Last Thursday I returned aboard the 3 times a week ferry.  It is definitely larger than one of the "banana boats" that I took to get to Lae.  Unfortunately for me, this means the ferry goes out into the open sea instead of hugging the coast line. I was seasick for the first time in my life.  I definitely won't eat so much breakfast next time. :-)

I continue to realize how much I  stand out as a "whiteskin".  It feels odd for it to be assumed that I am an rich, and even odder to realize that in PNG I am among the rich.  For example, I did a major grocery shopping for meat at one of the upper end grocery stores.  (Since little meat is available in the Finschhaven area we can freeze meat at the Lutheran Guest House and take it back in a cooler).  After I checked out I stood in the parking lot waiting for the driver to come.  A security guard stood near me to make sure no thieves grabbed a box from me. I almost started telling him that he didn't have to, but realized that I had spent what some people earn several months.  Crime is a particular problem in Lae, as people have drifted into the city from the country side and without their usual social support.  Here in the Finschhaven area most people still live in villages.  While life doesn't have western style luxuries, everyone has enough to eat.

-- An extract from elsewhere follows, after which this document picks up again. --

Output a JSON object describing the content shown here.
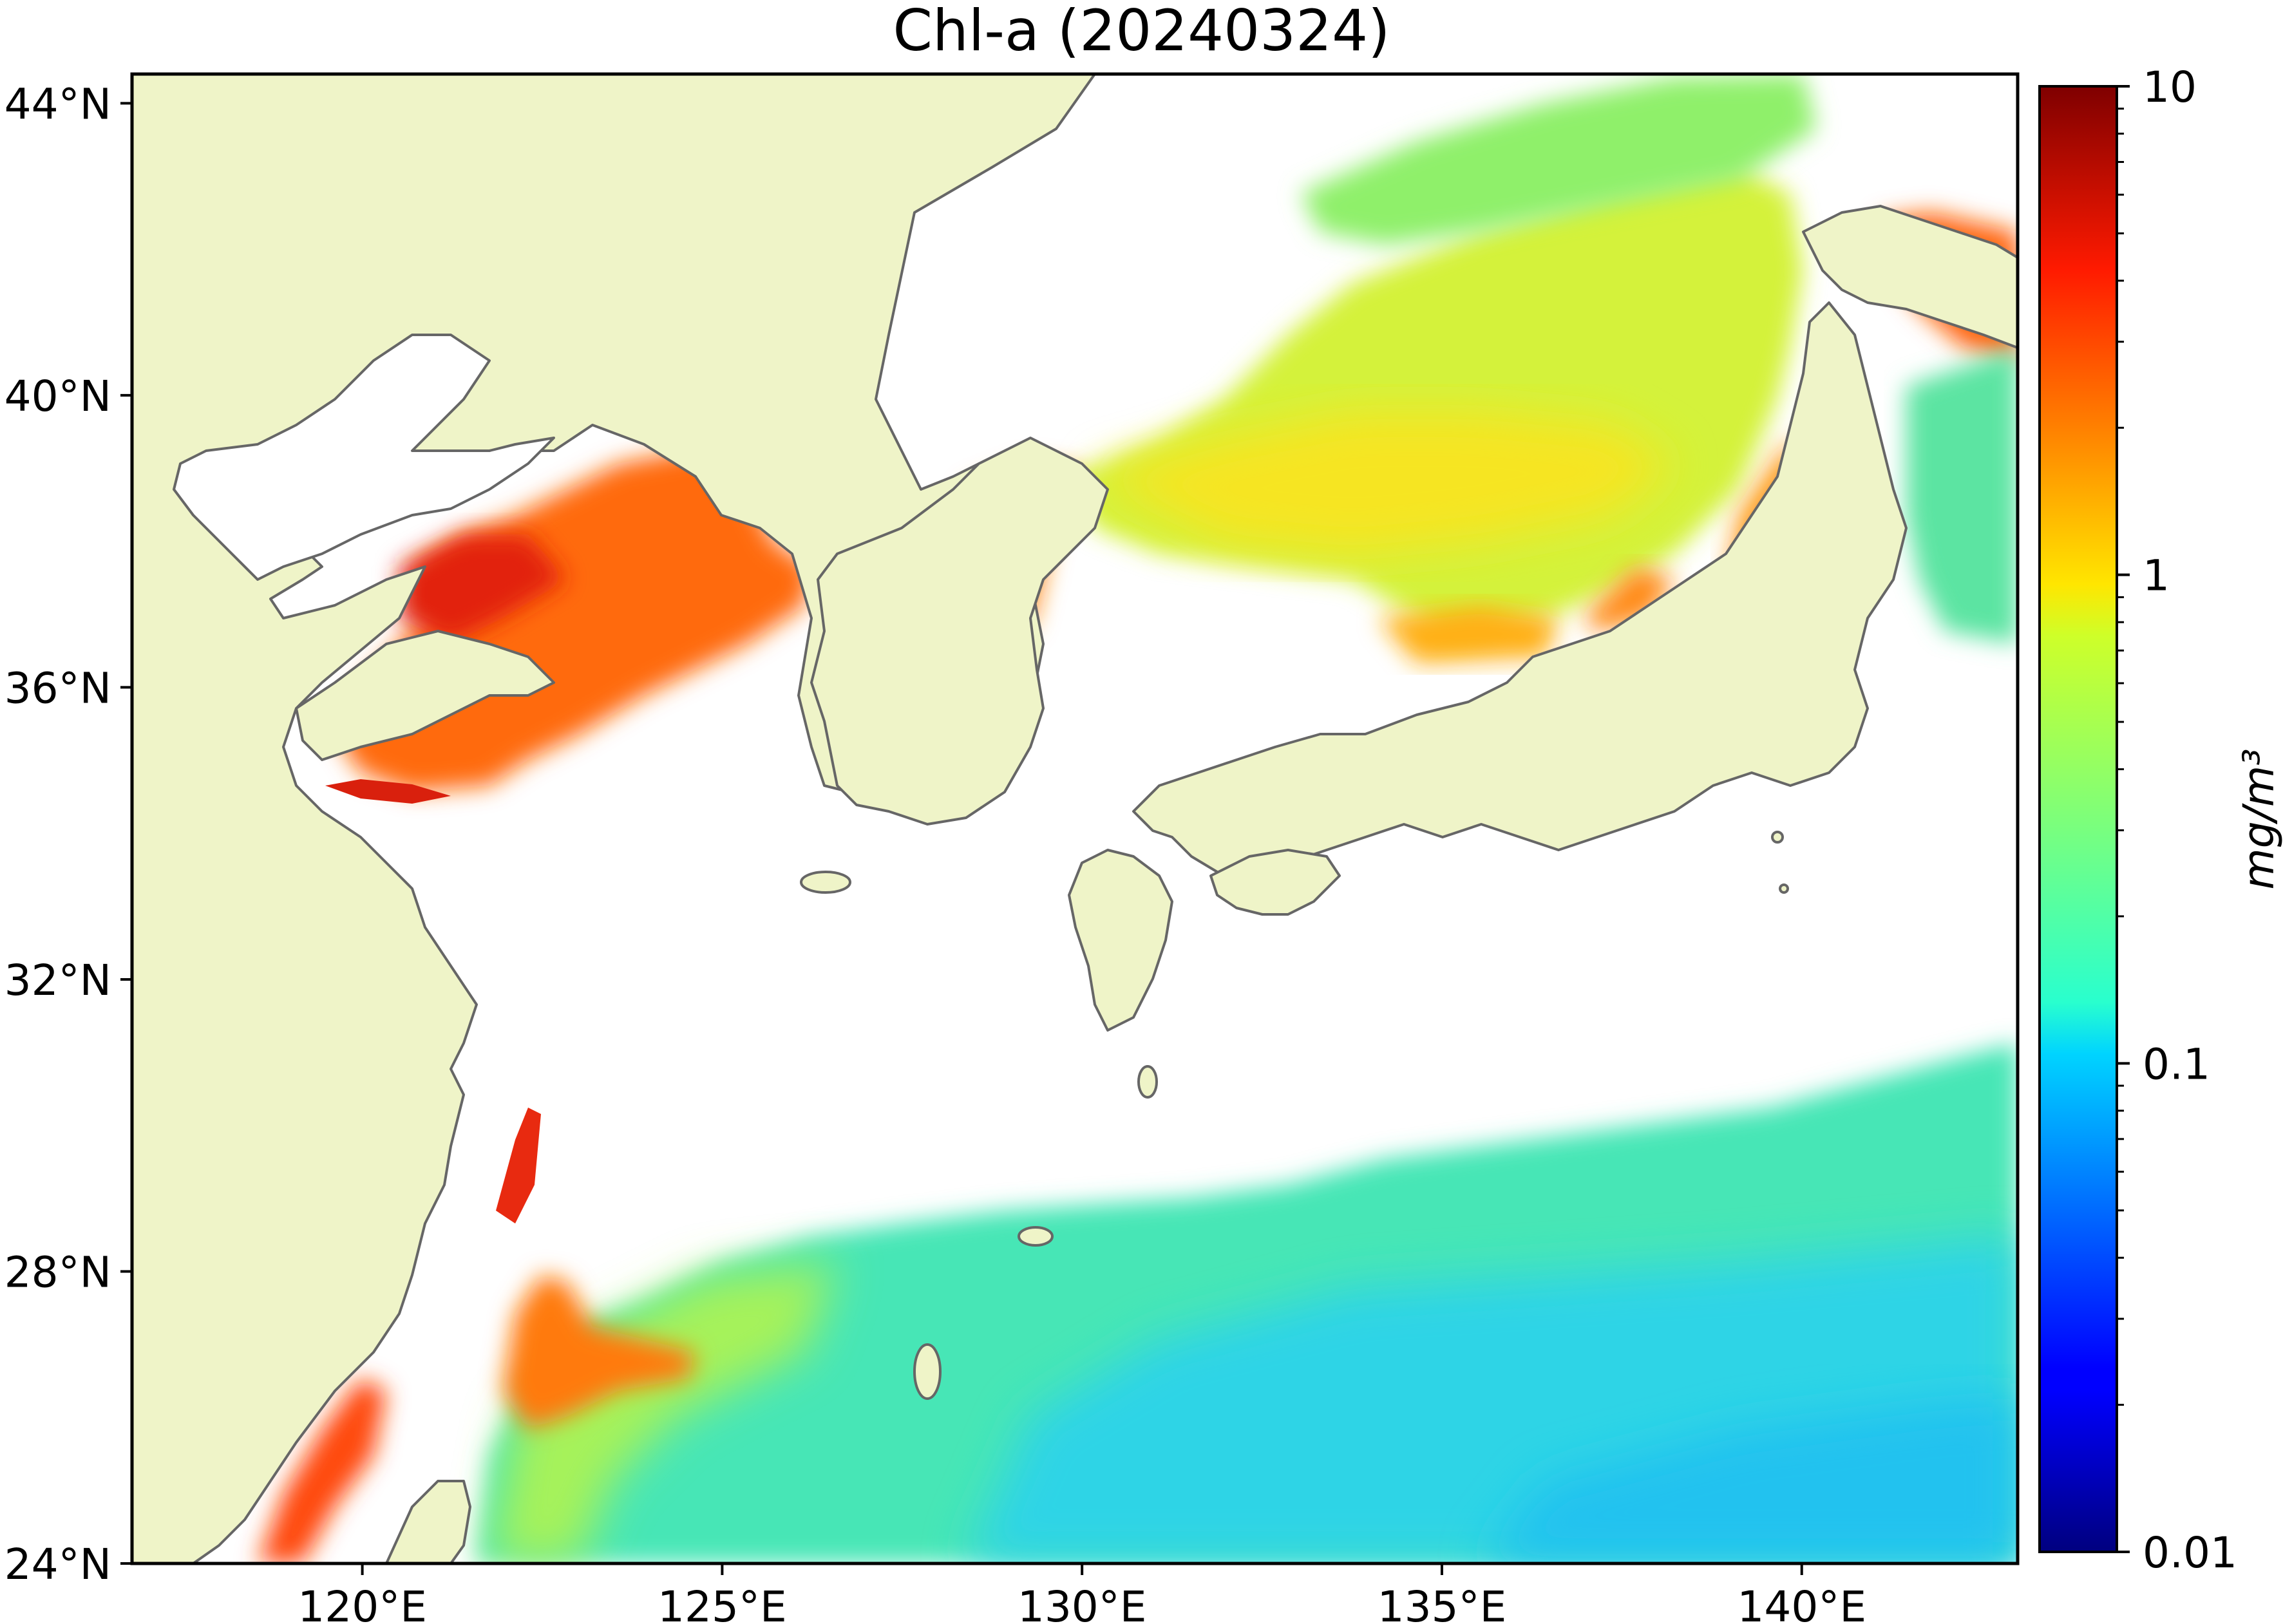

It continues to stay light later as we head into summer.  Fortunately it hasn't gotten much hotter.  I think I am making some adjustment to the heat.  It is still strange to me for the seminary to be winding down for the summer, with graduation on Dec. 5. I am still getting my head around the idea that it is getting close to Christmas. Most of the students and staff leave to be with family, so it will be a quiet Christmas around here.